What Is Happening to the Middle Class?
The real issue is not that we don’t own a money tree, but rather the abusive behavior of the governments that do. You can look at most countries in the world and make the case that the leaders have abused the system. No matter how much tax revenue they take in, they are incapable of living within their means as everyday citizens do. They always have to spend more.
Peek at the US debt clock to see that our leaders have pledged over $1.1 million per citizen of our future earnings to borrow and spend. And the future doesn’t look any better. Our own Bud Conrad has taken data from the Congressional Budget Office (CBO) to show where we’re headed. By the end of this decade, gross federal debt will have reached $30 trillion.
Who knows for sure what the future will bring?
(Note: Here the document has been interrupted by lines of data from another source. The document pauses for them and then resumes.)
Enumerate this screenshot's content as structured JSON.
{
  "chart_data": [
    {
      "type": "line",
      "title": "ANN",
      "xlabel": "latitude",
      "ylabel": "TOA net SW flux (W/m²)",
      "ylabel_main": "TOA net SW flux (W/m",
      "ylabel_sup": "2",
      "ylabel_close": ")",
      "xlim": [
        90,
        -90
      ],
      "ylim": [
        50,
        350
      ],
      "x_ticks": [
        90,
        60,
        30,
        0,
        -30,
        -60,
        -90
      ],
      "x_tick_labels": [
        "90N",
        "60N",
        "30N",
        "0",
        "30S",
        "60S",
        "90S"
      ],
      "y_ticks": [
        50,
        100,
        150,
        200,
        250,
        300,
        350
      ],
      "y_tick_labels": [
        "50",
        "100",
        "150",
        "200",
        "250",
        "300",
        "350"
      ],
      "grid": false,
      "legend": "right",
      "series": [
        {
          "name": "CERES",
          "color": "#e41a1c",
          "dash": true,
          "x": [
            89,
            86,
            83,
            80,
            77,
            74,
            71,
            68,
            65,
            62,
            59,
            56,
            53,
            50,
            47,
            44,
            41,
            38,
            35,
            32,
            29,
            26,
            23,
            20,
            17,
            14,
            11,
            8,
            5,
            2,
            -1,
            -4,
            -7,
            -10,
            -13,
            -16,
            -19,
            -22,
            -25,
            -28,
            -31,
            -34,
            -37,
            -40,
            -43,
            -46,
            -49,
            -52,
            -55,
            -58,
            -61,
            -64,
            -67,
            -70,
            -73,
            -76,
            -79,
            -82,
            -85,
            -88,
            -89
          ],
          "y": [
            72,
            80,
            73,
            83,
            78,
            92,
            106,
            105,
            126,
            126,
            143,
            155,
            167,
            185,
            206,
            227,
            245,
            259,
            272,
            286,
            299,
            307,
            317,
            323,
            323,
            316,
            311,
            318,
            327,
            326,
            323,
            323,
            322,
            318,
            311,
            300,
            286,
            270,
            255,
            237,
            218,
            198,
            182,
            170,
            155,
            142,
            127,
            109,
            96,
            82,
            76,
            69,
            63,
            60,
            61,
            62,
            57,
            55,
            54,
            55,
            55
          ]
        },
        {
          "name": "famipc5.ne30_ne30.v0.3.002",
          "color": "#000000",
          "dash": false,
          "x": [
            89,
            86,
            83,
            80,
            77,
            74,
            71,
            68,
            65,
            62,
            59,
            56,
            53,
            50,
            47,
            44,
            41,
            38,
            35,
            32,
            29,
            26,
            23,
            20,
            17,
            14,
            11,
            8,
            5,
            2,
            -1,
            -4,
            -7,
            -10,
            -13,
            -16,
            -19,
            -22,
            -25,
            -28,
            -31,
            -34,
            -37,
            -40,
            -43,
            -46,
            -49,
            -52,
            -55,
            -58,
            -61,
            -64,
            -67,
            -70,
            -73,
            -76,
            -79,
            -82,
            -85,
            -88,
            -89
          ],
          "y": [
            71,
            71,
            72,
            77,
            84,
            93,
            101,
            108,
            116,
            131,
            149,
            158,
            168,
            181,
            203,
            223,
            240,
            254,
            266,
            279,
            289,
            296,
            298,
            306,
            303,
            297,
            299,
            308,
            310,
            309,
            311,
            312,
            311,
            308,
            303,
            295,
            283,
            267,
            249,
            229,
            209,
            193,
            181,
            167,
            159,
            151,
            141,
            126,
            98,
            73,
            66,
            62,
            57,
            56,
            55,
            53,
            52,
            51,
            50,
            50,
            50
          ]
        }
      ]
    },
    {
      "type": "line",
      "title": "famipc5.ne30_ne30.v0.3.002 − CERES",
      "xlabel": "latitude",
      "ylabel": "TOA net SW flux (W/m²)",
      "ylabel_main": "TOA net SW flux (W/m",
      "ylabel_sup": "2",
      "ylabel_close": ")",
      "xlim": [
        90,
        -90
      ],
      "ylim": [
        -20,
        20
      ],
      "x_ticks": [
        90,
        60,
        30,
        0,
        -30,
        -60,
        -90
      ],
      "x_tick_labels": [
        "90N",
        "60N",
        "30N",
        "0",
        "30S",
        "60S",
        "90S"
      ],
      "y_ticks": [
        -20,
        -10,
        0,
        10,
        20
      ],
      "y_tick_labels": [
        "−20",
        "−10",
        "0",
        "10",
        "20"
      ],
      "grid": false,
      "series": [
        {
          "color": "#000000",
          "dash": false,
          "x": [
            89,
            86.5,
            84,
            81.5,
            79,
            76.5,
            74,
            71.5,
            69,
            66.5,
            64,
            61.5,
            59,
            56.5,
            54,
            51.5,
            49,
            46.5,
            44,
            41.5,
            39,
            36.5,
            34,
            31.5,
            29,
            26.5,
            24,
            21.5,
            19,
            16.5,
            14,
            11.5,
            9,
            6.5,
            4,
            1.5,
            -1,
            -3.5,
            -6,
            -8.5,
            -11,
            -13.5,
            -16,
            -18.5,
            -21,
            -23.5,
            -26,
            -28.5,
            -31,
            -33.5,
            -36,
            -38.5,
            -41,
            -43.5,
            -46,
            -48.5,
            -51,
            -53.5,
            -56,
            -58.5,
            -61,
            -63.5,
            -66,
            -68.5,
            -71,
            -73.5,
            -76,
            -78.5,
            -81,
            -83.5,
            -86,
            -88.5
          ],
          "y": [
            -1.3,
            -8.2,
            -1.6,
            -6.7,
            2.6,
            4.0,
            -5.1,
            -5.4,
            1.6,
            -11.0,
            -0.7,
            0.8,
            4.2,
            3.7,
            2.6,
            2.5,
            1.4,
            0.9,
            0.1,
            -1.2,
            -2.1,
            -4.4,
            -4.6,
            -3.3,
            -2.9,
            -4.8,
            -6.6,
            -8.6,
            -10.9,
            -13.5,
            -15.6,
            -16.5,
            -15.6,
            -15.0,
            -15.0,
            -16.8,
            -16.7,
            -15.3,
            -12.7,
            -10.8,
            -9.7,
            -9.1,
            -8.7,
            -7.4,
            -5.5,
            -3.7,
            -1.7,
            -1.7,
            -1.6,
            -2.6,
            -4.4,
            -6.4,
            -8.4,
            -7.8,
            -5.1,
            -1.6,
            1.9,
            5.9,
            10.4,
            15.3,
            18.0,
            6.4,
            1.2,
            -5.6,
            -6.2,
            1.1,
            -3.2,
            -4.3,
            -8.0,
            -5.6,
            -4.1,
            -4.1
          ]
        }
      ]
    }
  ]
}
The facts point to inflation, meaning the value of the money from the US money tree will radically drop (and possibly collapse at some point), following the fate of most other fiat currencies throughout history.
So What Can We Do?
Here are a few guidelines for those of us who don’t own a money tree, or ever will.
- Think and act independently. There is tremendous social and government pressure to go along with the crowd and see things their way. Survivors don’t get caught up in the hype. You don’t have to have an Ivy League PhD to understand what’s going on; the handwriting is very clear.
- Diversify. While you may always be a “subject” to one or the other government, the best way to protect yourself from their heavy hands is diversification. Own things like gold, silver, farm land, and investments denominated in money from other money trees. Spreading your assets across various forms of money and locations can go a long way to protect your buying power.
- Buy physical gold and silver. Gold and silver, throughout history, has been the only real forms of money. When the value of trinkets, shells, and paper collapses, precious metals are the best way to preserve your wealth. Make sure that some of your metals are held in places out of reach of your own, desperate government. While paper may cover rock in the old kids’ game, gold and silver win every time.
- Play by the rules. Like it or not, each owner of a money tree has a vast army to make sure you comply with their rules. Their goal is to protect themselves, even if it is at the expense of the hard-working citizens they are pretending to look after. There are still many legal ways to protect yourself that will allow you to keep the results of your labor.
- Be self-supporting. Don’t get caught up depending on the handouts from the government, or you will become an economic slave for life.
- Investigate all other orchards. If you find that other places in the world have better trees and less draconian rules for their working class, you may want to live there. You only live once, and keeping the fruits of your labor so you can provide for yourself and your family is called sensible economic survival.